Some of the problems are indeed hard, and developers have temporarily shelved them to be dealt with later on the roadmap and they will not release their cars to operate on roads where unsolved situations may occur. If snow is a problem, for example the first cars will be released in places it does not snow, or they will not drive on their own if it’s snowing. In the meantime, the problems will be solved in priority order, based on how often they happen and how important they are.
The “two cars meet” situation applies very rarely on roads in the USA, so it’s not a high priority problem, neither is it a surprise issue. That’s because current plans have cars driving only with a map of the road they can drive on without such an issue. If it’s not on the map then they don’t drive on the road.
This means they know the road well, and exactly how wide it is at every spot, and what its rules are (one-way vs. two-way and so on.) They will accurately know their own width and that of oncoming vehicles. If they can’t drive safely on a road, they won’t do it. If it’s a unusual road, the cost of that will be accepted. Driving on every road, everywhere is a nice dream, but not necessary in order to have a highly useful product. While Google’s ideal prototype is planned for release for urban situations without a wheel, cars that need to go to places where they can’t drive will continue to sport wheels or other interfaces (joysticks or tablet apps for instance) that let a human guide them to get through any problems.
The two-cars meeting dilemma is interesting because, actually, it’s one where the cars can far outperform humans.
The two-cars meeting dilemma is interesting because, actually, it’s one where the cars can far outperform humans. It’s also one of the rare times that communication between cars turns out to be useful. (Typically car to server, server to car, not direct v2v, but that’s another matter.)
The reason is that super narrow roads, including country roads and urban back-allies, have occasional wide-spots and turn outs where people can pass. They have to, to be two-way. And these will all be on the map. Cars on such a road will benefit from traffic data about other cars on the road; it will enable them to predict when they might encounter another car coming the other way. Most interestingly, one or both of the cars can adjust their speed so that they will encounter one another precisely at one of the wider spots where passing can take place.
In fact, if they do this well, they can drive a one-lane road at a nice fast speed, barely slowing down in these wider passing zones, in part because they’ll know the width of the vehicles they will be able to confidently pass quite closely. If a robocar is meeting a human driven car, it would leave some slack, picking the right passing zone, arriving early in case the other car is faster than expected and waiting if it is slower.

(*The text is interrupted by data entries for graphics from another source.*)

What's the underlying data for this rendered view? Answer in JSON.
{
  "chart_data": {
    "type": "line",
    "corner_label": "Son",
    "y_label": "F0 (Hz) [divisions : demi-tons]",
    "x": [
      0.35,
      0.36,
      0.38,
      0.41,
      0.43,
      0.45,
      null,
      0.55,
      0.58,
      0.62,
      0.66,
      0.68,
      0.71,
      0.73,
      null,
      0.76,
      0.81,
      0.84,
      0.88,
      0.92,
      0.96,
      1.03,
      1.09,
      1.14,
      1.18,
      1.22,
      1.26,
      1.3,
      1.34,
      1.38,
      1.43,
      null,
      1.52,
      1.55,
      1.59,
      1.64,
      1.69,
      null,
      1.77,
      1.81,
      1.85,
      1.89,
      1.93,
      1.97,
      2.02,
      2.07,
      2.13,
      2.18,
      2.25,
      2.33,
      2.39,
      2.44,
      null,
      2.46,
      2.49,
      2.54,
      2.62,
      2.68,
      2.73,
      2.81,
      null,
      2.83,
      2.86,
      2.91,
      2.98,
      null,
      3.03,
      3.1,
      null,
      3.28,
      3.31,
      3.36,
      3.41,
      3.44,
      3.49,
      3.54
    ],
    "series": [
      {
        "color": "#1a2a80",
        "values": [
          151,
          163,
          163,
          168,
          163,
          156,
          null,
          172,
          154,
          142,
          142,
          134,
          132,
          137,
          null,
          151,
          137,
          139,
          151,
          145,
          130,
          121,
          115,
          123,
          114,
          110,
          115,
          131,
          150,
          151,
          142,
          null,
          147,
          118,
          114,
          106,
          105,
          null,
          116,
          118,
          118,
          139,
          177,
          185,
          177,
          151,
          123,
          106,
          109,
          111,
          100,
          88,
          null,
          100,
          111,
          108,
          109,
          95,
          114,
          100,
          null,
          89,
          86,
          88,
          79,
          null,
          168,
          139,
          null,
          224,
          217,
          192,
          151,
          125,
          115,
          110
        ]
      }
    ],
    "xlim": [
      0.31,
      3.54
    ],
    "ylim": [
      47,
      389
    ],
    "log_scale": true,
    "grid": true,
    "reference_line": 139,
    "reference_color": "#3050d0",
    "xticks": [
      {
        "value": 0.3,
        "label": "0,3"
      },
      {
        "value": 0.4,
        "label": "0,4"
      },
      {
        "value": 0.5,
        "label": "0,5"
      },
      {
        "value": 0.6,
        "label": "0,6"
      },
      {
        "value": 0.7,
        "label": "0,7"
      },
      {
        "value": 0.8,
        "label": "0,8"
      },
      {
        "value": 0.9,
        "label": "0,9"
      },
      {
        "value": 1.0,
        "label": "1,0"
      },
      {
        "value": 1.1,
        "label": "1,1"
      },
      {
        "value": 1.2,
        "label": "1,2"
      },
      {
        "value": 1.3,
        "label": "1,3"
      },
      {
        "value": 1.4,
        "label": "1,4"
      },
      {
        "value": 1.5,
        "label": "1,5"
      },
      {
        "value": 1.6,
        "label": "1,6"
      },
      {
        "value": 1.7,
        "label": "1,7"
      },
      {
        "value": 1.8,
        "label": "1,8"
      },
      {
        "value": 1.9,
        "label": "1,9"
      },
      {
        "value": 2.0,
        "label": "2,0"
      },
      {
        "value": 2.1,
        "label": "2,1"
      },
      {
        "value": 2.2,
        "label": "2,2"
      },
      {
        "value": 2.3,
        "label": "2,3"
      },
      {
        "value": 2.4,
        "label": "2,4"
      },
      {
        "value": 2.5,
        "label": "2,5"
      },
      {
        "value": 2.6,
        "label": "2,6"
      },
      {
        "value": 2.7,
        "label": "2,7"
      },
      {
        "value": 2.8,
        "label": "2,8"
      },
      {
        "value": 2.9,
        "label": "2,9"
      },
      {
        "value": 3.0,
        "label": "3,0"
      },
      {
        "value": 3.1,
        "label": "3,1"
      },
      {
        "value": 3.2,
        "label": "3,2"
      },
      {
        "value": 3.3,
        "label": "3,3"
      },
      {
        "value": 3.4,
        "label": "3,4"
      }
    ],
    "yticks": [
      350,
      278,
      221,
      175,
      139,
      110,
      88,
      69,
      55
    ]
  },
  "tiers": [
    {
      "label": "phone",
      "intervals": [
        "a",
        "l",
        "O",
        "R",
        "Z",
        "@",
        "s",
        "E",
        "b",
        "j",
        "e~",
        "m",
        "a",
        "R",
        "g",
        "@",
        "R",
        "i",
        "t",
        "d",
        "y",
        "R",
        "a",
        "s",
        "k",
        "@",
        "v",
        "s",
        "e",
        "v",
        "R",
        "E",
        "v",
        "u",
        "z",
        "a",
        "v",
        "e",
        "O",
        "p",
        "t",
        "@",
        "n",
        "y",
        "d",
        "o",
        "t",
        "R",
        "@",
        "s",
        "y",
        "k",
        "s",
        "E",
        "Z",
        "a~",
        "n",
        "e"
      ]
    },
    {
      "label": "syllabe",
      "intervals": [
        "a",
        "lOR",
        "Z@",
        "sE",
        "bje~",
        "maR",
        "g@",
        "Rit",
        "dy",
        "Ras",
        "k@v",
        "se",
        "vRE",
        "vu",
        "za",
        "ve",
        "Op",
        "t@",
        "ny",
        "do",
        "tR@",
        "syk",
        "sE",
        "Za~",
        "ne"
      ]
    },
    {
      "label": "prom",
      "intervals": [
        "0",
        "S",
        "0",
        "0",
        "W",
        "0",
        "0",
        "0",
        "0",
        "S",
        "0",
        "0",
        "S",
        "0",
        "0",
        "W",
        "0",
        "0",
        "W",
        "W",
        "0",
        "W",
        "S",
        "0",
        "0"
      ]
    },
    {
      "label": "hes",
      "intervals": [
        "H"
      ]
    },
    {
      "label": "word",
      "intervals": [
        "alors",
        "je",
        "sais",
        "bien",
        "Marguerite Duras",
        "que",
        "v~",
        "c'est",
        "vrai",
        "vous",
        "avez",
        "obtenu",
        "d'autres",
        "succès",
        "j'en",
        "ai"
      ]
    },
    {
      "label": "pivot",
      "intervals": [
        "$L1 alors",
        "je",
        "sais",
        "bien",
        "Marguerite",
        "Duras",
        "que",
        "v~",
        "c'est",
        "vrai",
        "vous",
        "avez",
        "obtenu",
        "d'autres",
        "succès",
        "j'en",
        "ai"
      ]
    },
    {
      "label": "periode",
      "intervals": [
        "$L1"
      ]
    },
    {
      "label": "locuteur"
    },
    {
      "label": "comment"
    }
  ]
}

This remarkable ability would allow us to build low-traffic roads and alleys which are mostly only one lane wide, but which could carry traffic fairly quickly and safely in both directions. Gassée’s problem is far from a problem — it’s actually a great opportunity to vastly decrease the cost and land requirements of road construction. I wrote about this a couple of years ago, in fact.
Generally, any human car should defer to the robocar’s superior knowledge and ability to manage a close pass-by.
Even without communication, a robocar would do pretty well here. Its map would tell it, should it encounter another vehicle on the road it can’t pass, just where the closest passing spot is. It could back up if need be or, if the other car should back up, it could nudge in that direction or even display instructions to a human driver on a screen. It would be able to do this far better than a human driver because of its possession of accurate measurements and driving ability. Generally, any human car should defer to the robocar’s superior knowledge and ability to manage a close pass-by.
Not all these problems that people put forward were as easily resolved as this one, so I am not calling for people to “shut up and let the experts get to work.” There are many problems yet to be solved. Most of them can be be solved by punting, because you don’t need to drive everywhere. Although Google has shown that having a steering wheel that can be grabbed while moving is a bad idea, I do expect most cars to have some form of control that can be activated when a car is stationary. If a road needs the human touch, it will be available.